Tel l’Homo economicus, ces entrepreneurs sont mus par une rationalité purement économique ; leur intérêt, c’est le partage d’une rente théologique, en investissant des segments du marché religieux (l’abattage rituel, l’enseignement privé, le pèlerinage, la mode vestimentaire, les carrés musulmans dans les cimetières, etc.). D’expérience, l’on sait que les intérêts catégoriels se déploient toujours au nom de l’intérêt général.
En réunissant l’instance de dialogue dernièrement, l’Etat persiste et signe. Et au lieu de laisser la dite communauté s’organiser en tant que sphère privée, il se complait dans une perpétuelle intrusion dans des domaines qui ne sont pas censés le concerner.
Au demeurant, « la communauté n’a pas à être privilégiée sur les individus qui la composent ; faisons société au lieu de faire communauté », interpelle Laurent Bouvet.
Flatter un islam modéré qui joue le jeu par intérêt pour contrer un islam radical peut induire un effet inverse à celui escompté et ne sera d’aucune efficacité. Plutôt que le droit à la différence qui peut déboucher sur la différence des droits, les citoyens de confession musulmane ont besoin d’un droit à l’indifférence. Autrement dit, il s’agit d’une banalisation de l’islam.
Cette instrumentalisation politique du communautarisme à tous les échelons témoigne de l’aveuglement et de la tolérance stupéfiante des pouvoirs, pour reprendre les mots utilisés par le sénateur belge Alain Destexhe [3] à propos de son pays. Cela vaut assurément pour la France.
Ecoutons-le : « Les incidents, dérives, atteintes aux libertés et aux droits ont été niés, minimisés, relativisés, toujours mis sur le compte d’égarements individuels sans savoir qu’il s’agissait d’une lame de fond. De plus en plus, le vote musulman va constituer un enjeu électoral majeur ». Le communautarisme a produit Molenbeek. Et les Molenbeek sont légion en France.
C’est ce que dit Valérie Pécresse : « Dans certains quartiers, des élus ont préféré acheter la paix sociale avec du communautarisme. » Dès lors, faire reculer le communautarisme en restaurant la cohésion sociale semble être un enjeu fondamental, un défi majeur aussi.

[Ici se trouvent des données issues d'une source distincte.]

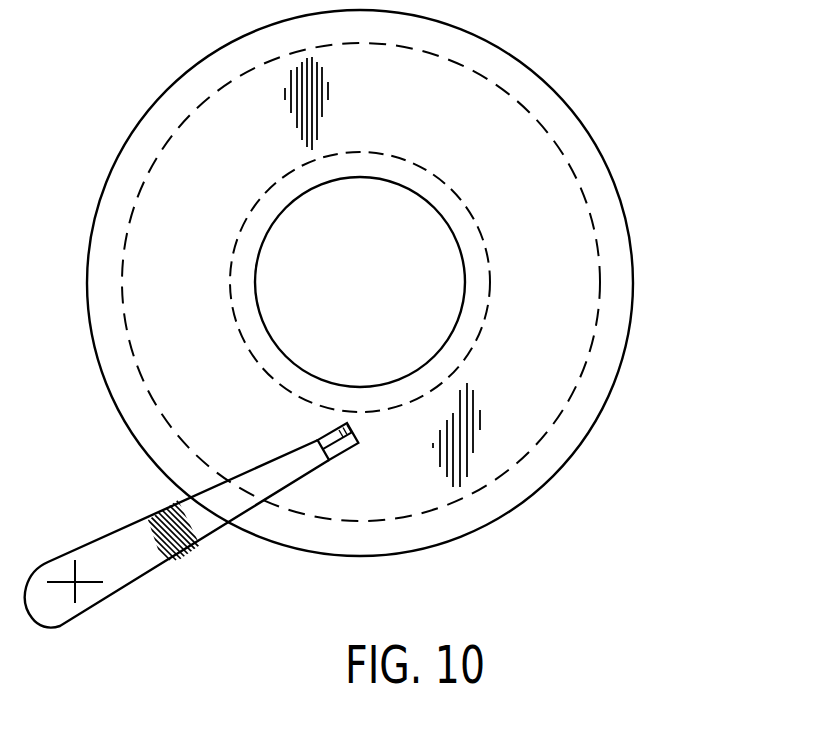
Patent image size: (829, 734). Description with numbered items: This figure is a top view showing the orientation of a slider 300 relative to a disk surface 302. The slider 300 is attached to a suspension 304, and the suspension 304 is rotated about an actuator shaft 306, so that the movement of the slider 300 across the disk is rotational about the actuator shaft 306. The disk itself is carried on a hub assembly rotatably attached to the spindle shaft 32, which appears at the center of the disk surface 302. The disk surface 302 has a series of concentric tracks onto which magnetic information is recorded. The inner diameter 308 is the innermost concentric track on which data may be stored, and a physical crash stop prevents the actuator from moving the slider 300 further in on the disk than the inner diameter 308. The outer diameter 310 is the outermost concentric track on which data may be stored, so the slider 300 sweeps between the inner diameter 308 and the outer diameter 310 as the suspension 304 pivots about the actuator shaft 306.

The disk surface 302 is at (553, 338).
The outer diameter 310 is at (499, 83).
The inner diameter 308 is at (430, 172).
The spindle shaft 32 is at (464, 290).
The suspension 304 is at (287, 468).
The actuator shaft 306 is at (80, 587).
The slider 300 is at (352, 446).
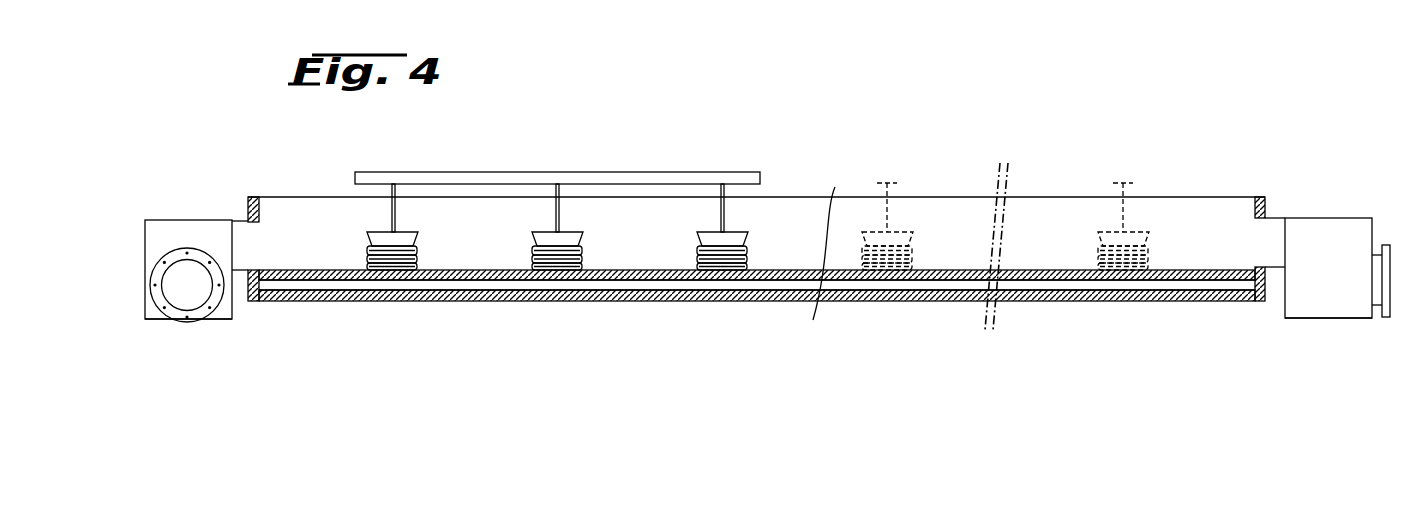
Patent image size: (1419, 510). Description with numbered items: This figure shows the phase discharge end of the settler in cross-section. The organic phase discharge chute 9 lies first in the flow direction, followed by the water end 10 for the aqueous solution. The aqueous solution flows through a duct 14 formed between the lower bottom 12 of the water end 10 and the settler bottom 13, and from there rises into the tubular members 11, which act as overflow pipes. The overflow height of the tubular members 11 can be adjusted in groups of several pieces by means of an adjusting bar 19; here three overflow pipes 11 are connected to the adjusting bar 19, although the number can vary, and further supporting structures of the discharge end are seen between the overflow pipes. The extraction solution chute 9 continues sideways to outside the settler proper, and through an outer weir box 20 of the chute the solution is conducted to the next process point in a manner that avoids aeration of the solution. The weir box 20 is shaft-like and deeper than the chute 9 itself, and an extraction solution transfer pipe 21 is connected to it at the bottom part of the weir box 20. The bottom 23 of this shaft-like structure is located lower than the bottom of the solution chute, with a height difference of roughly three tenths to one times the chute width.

The organic phase discharge chute 9 is at (1053, 215).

Il ne faut pas oublier la parole d’Ibn Khaldoun : « Les arabes se sont entendus pour ne pas s’entendre » ; il en est certainement des musulmans.
L’individu existe en dehors de toutes ses appartenances ; c’est aussi cela la citoyenneté.

Khaled SLOUGUI,
président de l’association Turquoise Freedom, d’aide aux victimes de l’islam radical.

[3Alain DESTEXHE : « Pendant 20 ans , la Belgique a eu tout faux », Le Figaro, 23 mars 2016.